Streptomyces coelicolor are Gram-positive soil-dwelling bacteria, which are known as prolific source of secondary metabolites, such as antibiotics. As the end-products can be toxic even to the producing organisms, antibiotic production is carefully coordinated in the bacterial population. This is achieved through the use of SCB1-3, the diffusible signalling molecules of the γ-butyrolactone (GBL) family, in a manner analogous to acyl homoserine lactone (AHL)-based quorum sensing (QS). The GBL regulatory system involves a small, yet complex two gene (ScbA and ScbR) network, which governs a bistable switch between the "on" and "off" states of antibiotic production. The mechanism of this network is not fully defined, although several alternative scenarios have been proposed. The aim of this project is therefore the design and analysis of a model which will successfully describe the GBL regulatory system and allow reliable predictions of its behaviour. The complete elucidation of this system could potentially lead to the design of robust and sensitive systems with significant applications as orthologous regulatory circuits in synthetic biology and biotechnology.

Description of the Model

Several alternative scenarios for the mechanism of action of the GBL system have been previously proposed. Our aim is to create a unified model which will include them all and enable their parallel or combined analysis. The scenarios investigated are the following:

  • The formation of a complex between proteins ScbA and ScbR, which relieves the self-repression of ScbR and the repression of ScbA by ScbR, while at the same time activates the production of ScbA and in turn of SCB1. [1]
  • The effect of transcriptional interference (collisions between the elongating RNAPs which leads to transcriptional termination) due to the overlap of the two genes' promoter regions by 53 bp and by the convergent transcription of the two genes. This results in a decrease in expression of full-length RNAs from both promoters and production of truncated RNAs. [2] [3]
  • The antisense effect conferred by convergent transcription of the ScbR and ScbA genes. In this case, transcripts with a segment of complementary sequence may lead to interactions between sense-antisense full length transcripts of the two genes, thus leading to the formation of a fast degrading complex of the two mRNAs and inhibition of translation. [2]

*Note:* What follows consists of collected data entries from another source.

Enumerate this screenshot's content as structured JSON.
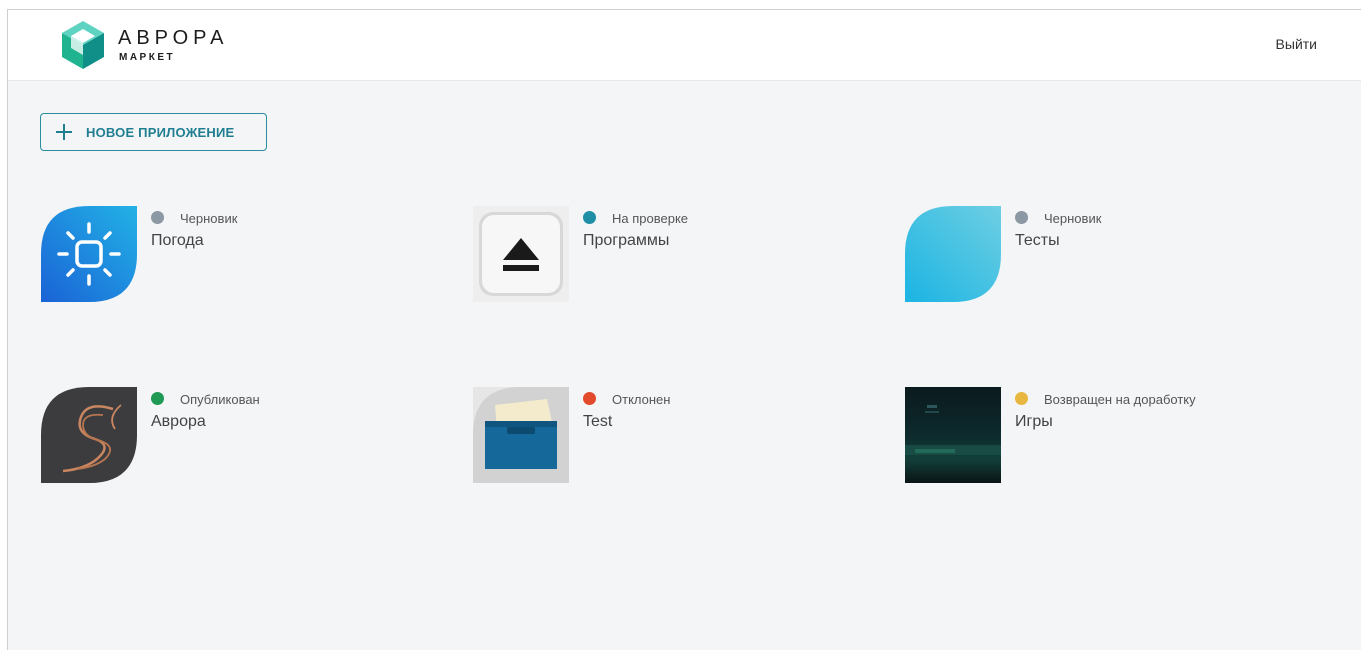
{
  "header": {
    "logo_title": "АВРОРА",
    "logo_subtitle": "МАРКЕТ",
    "logout_label": "Выйти"
  },
  "toolbar": {
    "new_app_label": "НОВОЕ ПРИЛОЖЕНИЕ"
  },
  "status_colors": {
    "draft": "#8c98a4",
    "review": "#1f8fa6",
    "published": "#1e9a55",
    "rejected": "#e34a2b",
    "returned": "#e8b73f"
  },
  "apps": [
    {
      "name": "Погода",
      "status": "Черновик",
      "status_color": "#8c98a4",
      "icon": "weather-icon"
    },
    {
      "name": "Программы",
      "status": "На проверке",
      "status_color": "#1f8fa6",
      "icon": "eject-icon"
    },
    {
      "name": "Тесты",
      "status": "Черновик",
      "status_color": "#8c98a4",
      "icon": "leaf-icon"
    },
    {
      "name": "Аврора",
      "status": "Опубликован",
      "status_color": "#1e9a55",
      "icon": "aurora-icon"
    },
    {
      "name": "Test",
      "status": "Отклонен",
      "status_color": "#e34a2b",
      "icon": "drawer-icon"
    },
    {
      "name": "Игры",
      "status": "Возвращен на доработку",
      "status_color": "#e8b73f",
      "icon": "game-screenshot-icon"
    }
  ]
}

A schematic description of the model is provided below. More information can be obtained by clicking on each reaction.

Reactions

The model consists of two compartments, the Cell and the Environment. The reactions of each compartment are listed below.

Cell

Cell-Environment

Environment

Parameter Overview

References

  1. S. Mehra, S. Charaniya, E. Takano, and W.-S. Hu. A bistable gene switch for antibiotic biosynthesis: The butyrolactone regulon in streptomyces coelicolor. PLoS ONE, 3(7), 2008.
  2. 2.0 2.1 A. Chatterjee, L. Drews, S. Mehra, E. Takano, Y.N. Kaznessis, and W.-S. Hu. Convergent transcription in the butyrolactone regulon in streptomyces coelicolor confers a bistable genetic switch for antibiotic biosynthesis. PLoS ONE, 6(7), 2011.
  3. E. Takano. γ-butyrolactones: Streptomyces signalling molecules regulating antibiotic production and differentiation. Current Opinion in Microbiology, 9(3):287–294, 2006.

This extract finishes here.